Gordon v. StateAnnotate this Case
499 N.E.2d 228 (1986)
John GORDON, Appellant (Defendant below), v. STATE of Indiana, Appellee (Plaintiff below).
Supreme Court of Indiana.
November 3, 1986.
*229 Daniel L. Bella, Appellate Public Defender's Office, Crown Point, for appellant.
Linley E. Pearson, Atty. Gen., Jay Rodia, Deputy Atty. Gen., Indianapolis, for appellee.
Defendant-Appellant John Gordon was convicted of robbery, a class A felony, at the conclusion of a jury trial in the Lake Superior Court. He was sentenced to twenty (20) years. The following issues are presented on direct appeal:1. sufficiency of the evidence; and 2. refusal of Appellant's Tendered Instruction No. 1.

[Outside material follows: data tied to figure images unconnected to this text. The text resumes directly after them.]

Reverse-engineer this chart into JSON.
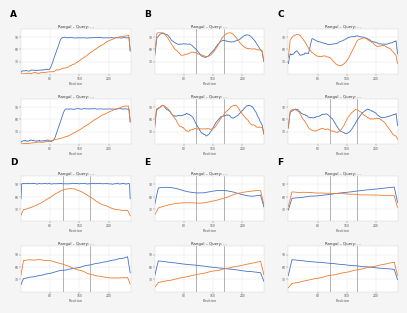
{
  "background_color": "#f5f5f5",
  "plot_bg": "#ffffff",
  "line_blue": "#4472c4",
  "line_orange": "#ed7d31",
  "grid_color": "#e0e0e0",
  "spine_color": "#cccccc",
  "title_color": "#333333",
  "label_color": "#555555",
  "panel_label_color": "#000000",
  "title_fs": 2.8,
  "tick_fs": 2.2,
  "xlabel_fs": 2.5,
  "panel_label_fs": 6.5,
  "lw": 0.6,
  "n": 300
}
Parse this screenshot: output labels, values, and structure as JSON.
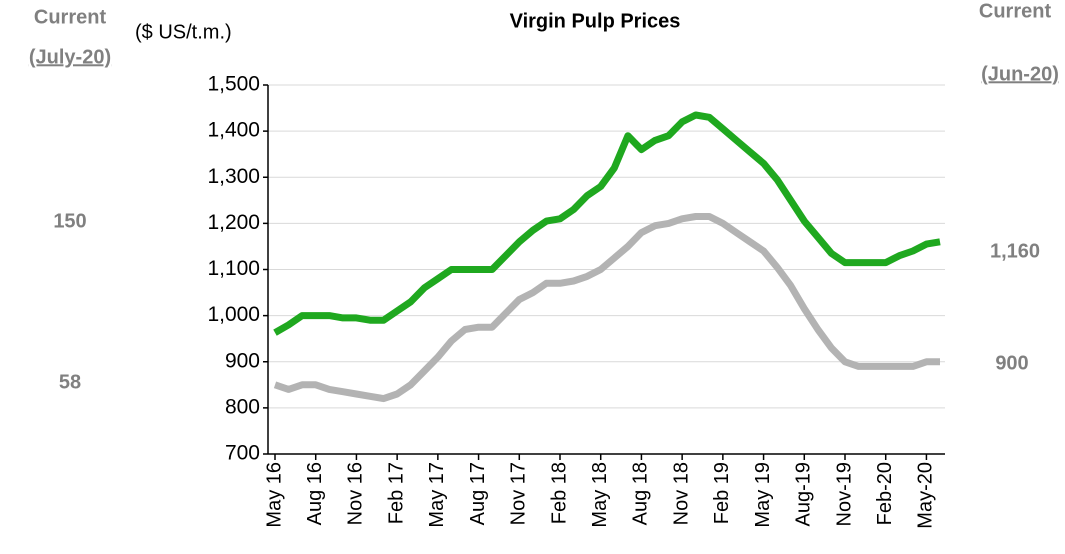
{
  "chart_data": {
    "type": "line",
    "title": "Virgin Pulp Prices",
    "unit_label": "($ US/t.m.)",
    "left_panel": {
      "heading": "Current",
      "period": "(July-20)",
      "values": [
        "150",
        "58"
      ]
    },
    "right_panel": {
      "heading": "Current",
      "period": "(Jun-20)",
      "values": [
        "1,160",
        "900"
      ]
    },
    "categories": [
      "May 16",
      null,
      null,
      "Aug 16",
      null,
      null,
      "Nov 16",
      null,
      null,
      "Feb 17",
      null,
      null,
      "May 17",
      null,
      null,
      "Aug 17",
      null,
      null,
      "Nov 17",
      null,
      null,
      "Feb 18",
      null,
      null,
      "May 18",
      null,
      null,
      "Aug 18",
      null,
      null,
      "Nov 18",
      null,
      null,
      "Feb 19",
      null,
      null,
      "May 19",
      null,
      null,
      "Aug-19",
      null,
      null,
      "Nov-19",
      null,
      null,
      "Feb-20",
      null,
      null,
      "May-20",
      null
    ],
    "series": [
      {
        "color": "#1fa81f",
        "values": [
          963,
          980,
          1000,
          1000,
          1000,
          995,
          995,
          990,
          990,
          1010,
          1030,
          1060,
          1080,
          1100,
          1100,
          1100,
          1100,
          1130,
          1160,
          1185,
          1205,
          1210,
          1230,
          1260,
          1280,
          1320,
          1390,
          1360,
          1380,
          1390,
          1420,
          1435,
          1430,
          1405,
          1380,
          1355,
          1330,
          1295,
          1250,
          1205,
          1170,
          1135,
          1115,
          1115,
          1115,
          1115,
          1130,
          1140,
          1155,
          1160
        ]
      },
      {
        "color": "#b3b3b3",
        "values": [
          850,
          840,
          850,
          850,
          840,
          835,
          830,
          825,
          820,
          830,
          850,
          880,
          910,
          945,
          970,
          975,
          975,
          1005,
          1035,
          1050,
          1070,
          1070,
          1075,
          1085,
          1100,
          1125,
          1150,
          1180,
          1195,
          1200,
          1210,
          1215,
          1215,
          1200,
          1180,
          1160,
          1140,
          1105,
          1065,
          1015,
          970,
          930,
          900,
          890,
          890,
          890,
          890,
          890,
          900,
          900
        ]
      }
    ],
    "ylim": [
      700,
      1500
    ],
    "yticks": [
      700,
      800,
      900,
      {
        "value": 1000,
        "label": "1,000"
      },
      {
        "value": 1100,
        "label": "1,100"
      },
      {
        "value": 1200,
        "label": "1,200"
      },
      {
        "value": 1300,
        "label": "1,300"
      },
      {
        "value": 1400,
        "label": "1,400"
      },
      {
        "value": 1500,
        "label": "1,500"
      }
    ],
    "grid": true
  }
}
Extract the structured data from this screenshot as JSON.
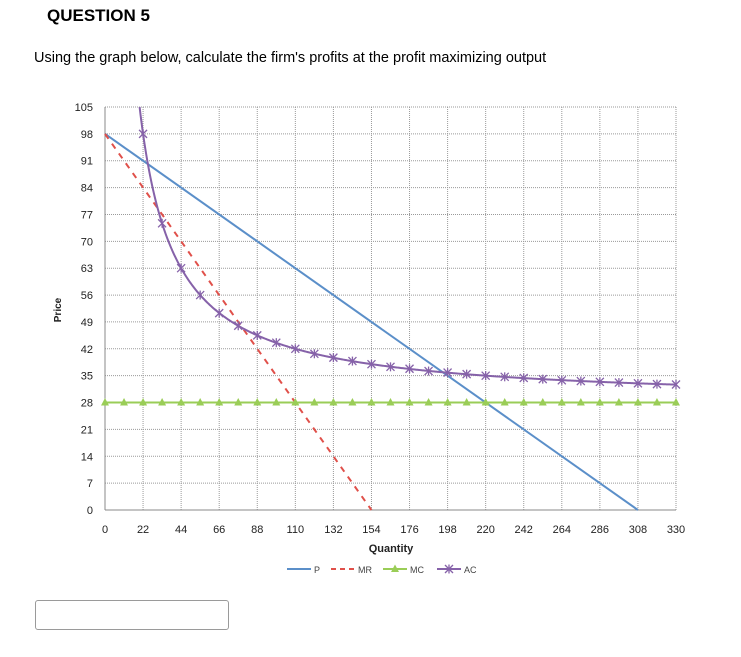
{
  "question": {
    "title": "QUESTION 5",
    "text": "Using the graph below, calculate the firm's profits at the profit maximizing output"
  },
  "colors": {
    "p": "#5b8fc9",
    "mr": "#e0504a",
    "mc": "#9acd57",
    "ac": "#8662a9",
    "grid": "#9a9a9a"
  },
  "chart_data": {
    "type": "line",
    "title": "",
    "xlabel": "Quantity",
    "ylabel": "Price",
    "xlim": [
      0,
      330
    ],
    "ylim": [
      0,
      105
    ],
    "x_ticks": [
      0,
      22,
      44,
      66,
      88,
      110,
      132,
      154,
      176,
      198,
      220,
      242,
      264,
      286,
      308,
      330
    ],
    "y_ticks": [
      0,
      7,
      14,
      21,
      28,
      35,
      42,
      49,
      56,
      63,
      70,
      77,
      84,
      91,
      98,
      105
    ],
    "grid": true,
    "legend_position": "bottom",
    "series": [
      {
        "name": "P",
        "style": "solid",
        "marker": "none",
        "x": [
          0,
          308
        ],
        "y": [
          98,
          0
        ]
      },
      {
        "name": "MR",
        "style": "dashed",
        "marker": "none",
        "x": [
          0,
          154
        ],
        "y": [
          98,
          0
        ]
      },
      {
        "name": "MC",
        "style": "solid",
        "marker": "triangle",
        "x": [
          0,
          11,
          22,
          33,
          44,
          55,
          66,
          77,
          88,
          99,
          110,
          121,
          132,
          143,
          154,
          165,
          176,
          187,
          198,
          209,
          220,
          231,
          242,
          253,
          264,
          275,
          286,
          297,
          308,
          319,
          330
        ],
        "y": [
          28,
          28,
          28,
          28,
          28,
          28,
          28,
          28,
          28,
          28,
          28,
          28,
          28,
          28,
          28,
          28,
          28,
          28,
          28,
          28,
          28,
          28,
          28,
          28,
          28,
          28,
          28,
          28,
          28,
          28,
          28
        ]
      },
      {
        "name": "AC",
        "style": "solid",
        "marker": "x",
        "x": [
          22,
          33,
          44,
          55,
          66,
          77,
          88,
          99,
          110,
          121,
          132,
          143,
          154,
          165,
          176,
          187,
          198,
          209,
          220,
          231,
          242,
          253,
          264,
          275,
          286,
          297,
          308,
          319,
          330
        ],
        "y": [
          98,
          74.7,
          63,
          56,
          51.3,
          48,
          45.5,
          43.6,
          42,
          40.7,
          39.7,
          38.8,
          38,
          37.3,
          36.8,
          36.2,
          35.8,
          35.4,
          35,
          34.7,
          34.4,
          34.1,
          33.8,
          33.6,
          33.4,
          33.2,
          33,
          32.8,
          32.7
        ]
      }
    ]
  }
}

Paul Brown and Angelo Copeland were walking down a street in Gary, Indiana, at approximately 11:30 p.m., on May 21, 1983. Copeland was carrying Brown's radio. Appellant and his co-defendant approached Brown and Copeland, and asked them for a cigarette. Brown and Copeland answered they had none, and Appellant and his co-defendant began following them. This scene repeated itself, after which Appellant and his co-defendant walked ahead of Brown and Copeland. Appellant and his co-defendant stopped, and when Brown and Copeland reached them, Appellant dropped his coat, pointed a gun at Brown and Copeland, and demanded the radio. The four men were approximately two to three feet (2-3') apart. Appellant shot Brown and began demanding money as Brown and Copeland attempted to flee. Brown told Copeland to drop the radio and run. Brown and Copeland escaped, and Brown was treated for two (2) bullet holes in his arm.I
Appellant maintains there was insufficient evidence to support his conviction because the evidence showed the radio was taken from Copeland, whereas the information alleged that the radio was taken from Brown.
Ind. Code § 35-42-5-1 defines robbery as the knowing or intentional taking of property from another person or from the presence of another person by the use or threat of force or fear. The evidence here clearly showed Brown's radio was taken from a person holding it, who stood two to three feet away from Brown. This amply supports the conviction. Furthermore, the information did not require the radio to be taken from Brown, as it used the language, "from another person or from the presence of said other person, to-wit: Paul Michael Brown [emphasis added]."*230 II
Appellant contends the trial court erred in refusing his Tendered Instruction No. 1, which sought to advise the jury on battery, a class C felony, as a lesser included offense.
The test for determining whether it was error to refuse such an instruction is two-fold: 1) did the language of the statute and the charging document necessarily include the lesser offense in the greater; and 2) was evidence introduced at trial to which the included offense instruction was applicable. Furthermore, the evidence must be subject to the interpretation not only that the lesser offense was committed, but also that the greater offense was not. Salahuddin v. State (1986), Ind., 492 N.E.2d 292, 294. Here, as in Salahuddin, battery was a lesser offense included in the crime charged. However, the evidence was clear that the greater offense, robbery, was committed. Appellant's argument, that whether the radio was taken from the person or presence of Brown is in serious dispute, was addressed above and found to be without merit.
The trial court is affirmed.
GIVAN, C.J., and DeBRULER and SHEPARD, JJ., concur.
DICKSON, J., concurs in result without separate opinion.